The RB model is related to the bowtie diagram defined by the hazard identification phase. This structure is also the result of workshops and follow-up communications with the involved oil company. Further validation may be sought by the Norwegian Petroleum Safety Authority principles for barrier management in the petroleum industry [68
The accident investigation report of the Macondo blowout accident [76
] showed that some barriers had limited ability in performing the desired functions before the catastrophic event. The barrier structure should reflect the relationship between function and systems, which highlights its capabilities and limitations. The model is intentionally revisable to favor expert judgment input, but total coherence is needed. Sets of predefined indicators, such as the REWIs, may be used by peer reviewers for comparative assessment [62
]. The weights assigned to the indicators have been considered uniform in this work due to limited feedback from the company, and accurate weighing enables further model refinement. This weighing is possible via AHP, which is valid only if the weight judgment is coherent [71
Partial sets of risk indicators (input) can negatively affect the model and assessed risk. This work considers only a representative set of indicators and related values. A detailed integration is necessary for industrial applications. For instance, accurate human reliability indicators may be integrated by the SPAR-H (standardized plant analysis risk-human reliability analysis) method to estimate human error probabilities in the petroleum industry [77
RB enables drill-down capabilities, which indicates that the user can understand the cause of risk changes, which may reside in anomalous barrier performance. RB ensures that guidance given to operational staff and experts across systems pertains to parameters that can be directly controlled. The risk level is expressed by a barometer-type visualization and a trend over time. Results that accurately and proactively reflect critical conditions should not only be indicated by these risk indexes but also support user decision-making. The RB is explicitly designed to easily adapt to the user’s needs [32
] based on the feedback collected within the involved company.
In this work, an advanced approach to support the validation of DRA techniques dedicated to the process industry was illustrated. The validation approach relies on three parallel strategies: (i) Reality check, (ii) benchmark, and (iii) peer review.

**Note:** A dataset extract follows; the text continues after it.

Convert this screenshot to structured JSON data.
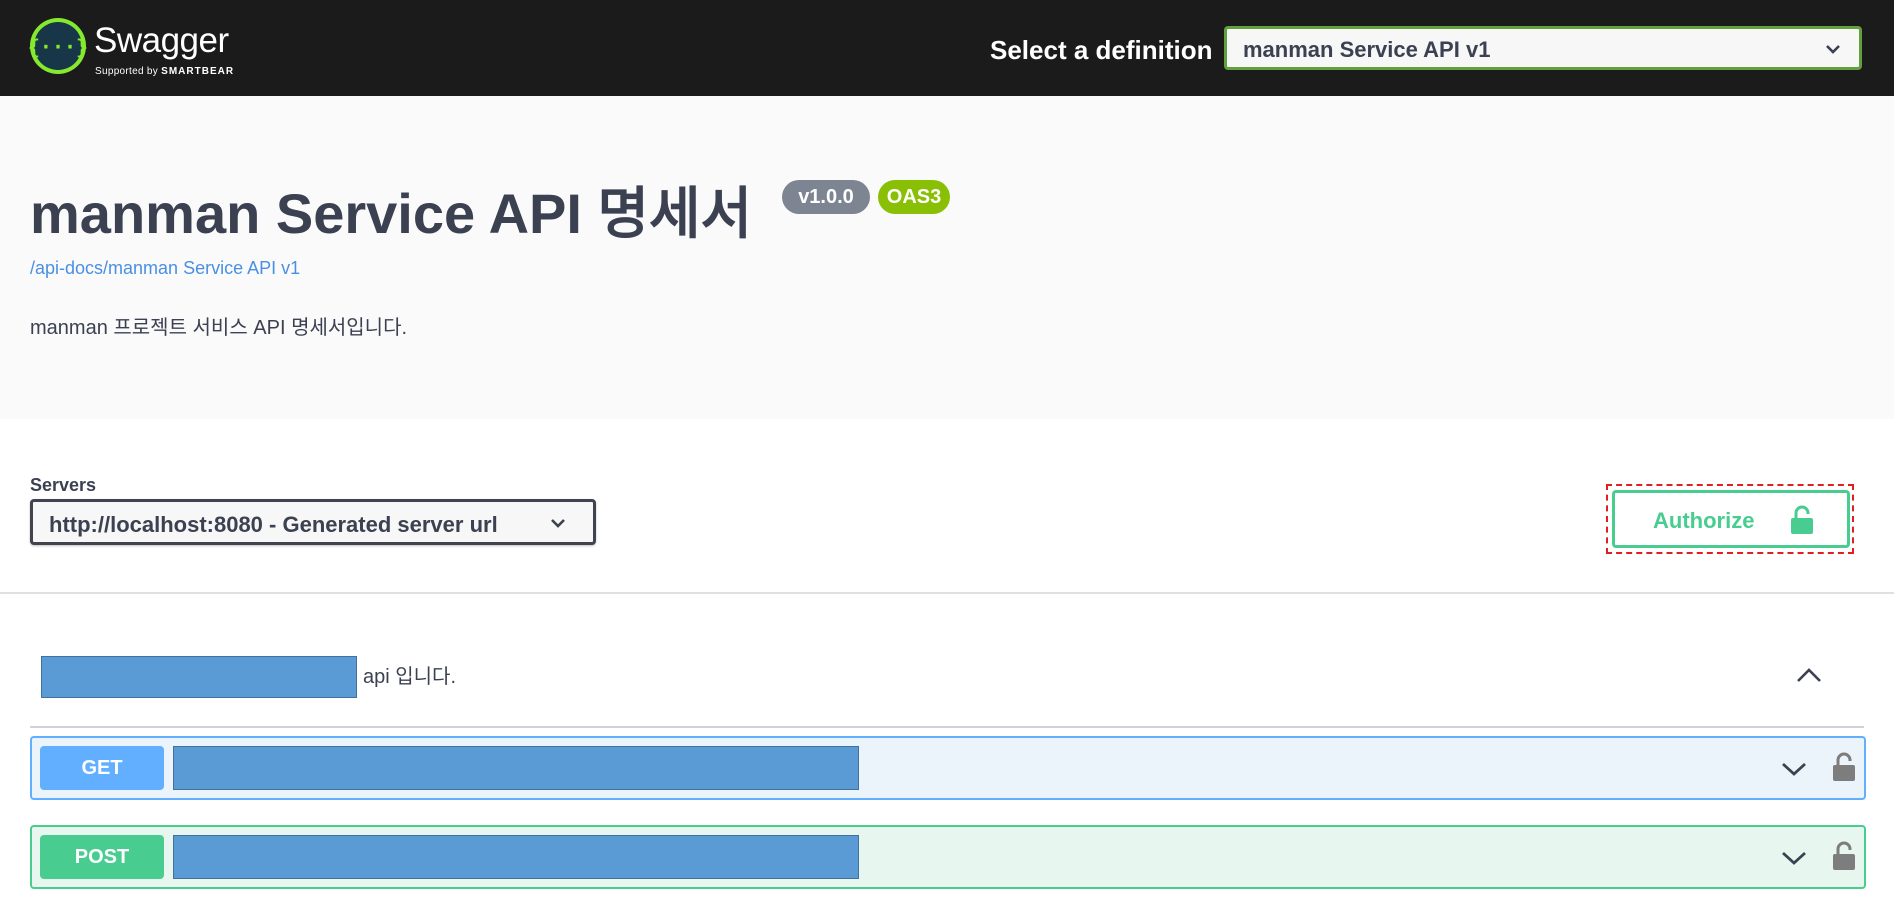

The benefits of the suggested approach are the completeness and quality of the evaluation. These benefits are ensured by the application of different kinds of methods, which were previously proposed only for standard risk analysis. The effectiveness was demonstrated by a specific validation study. The RB, which is a novel method developed for DRA in the framework of O&G installations, was analyzed by the application of a case study to address sand erosion integrity in virtual O&G cluster, including an FPSO unit. The results from a past accident analysis confirmed the criticality of erosion/corrosion scenarios, as identified by the RB. Moreover, the dynamic nature of the event, which legitimizes the use of dynamic tools such as RB, was highlighted. The benchmark evaluation showed excellent conformity within the results from the RB and TEC2O factors, which validates the applicability of the RB indicators for the event with a loss of containment. A specific procedure for peer review that involves experts from the industrial domain confirmed the suitability of the RB in actual field applications.
This allows building consensus and trust in DRA techniques, as they represent a concrete solution for the implementation of integrated and safety-supported operations across the geographical, organizational, and disciplinary boundaries of the O&G industrial systems.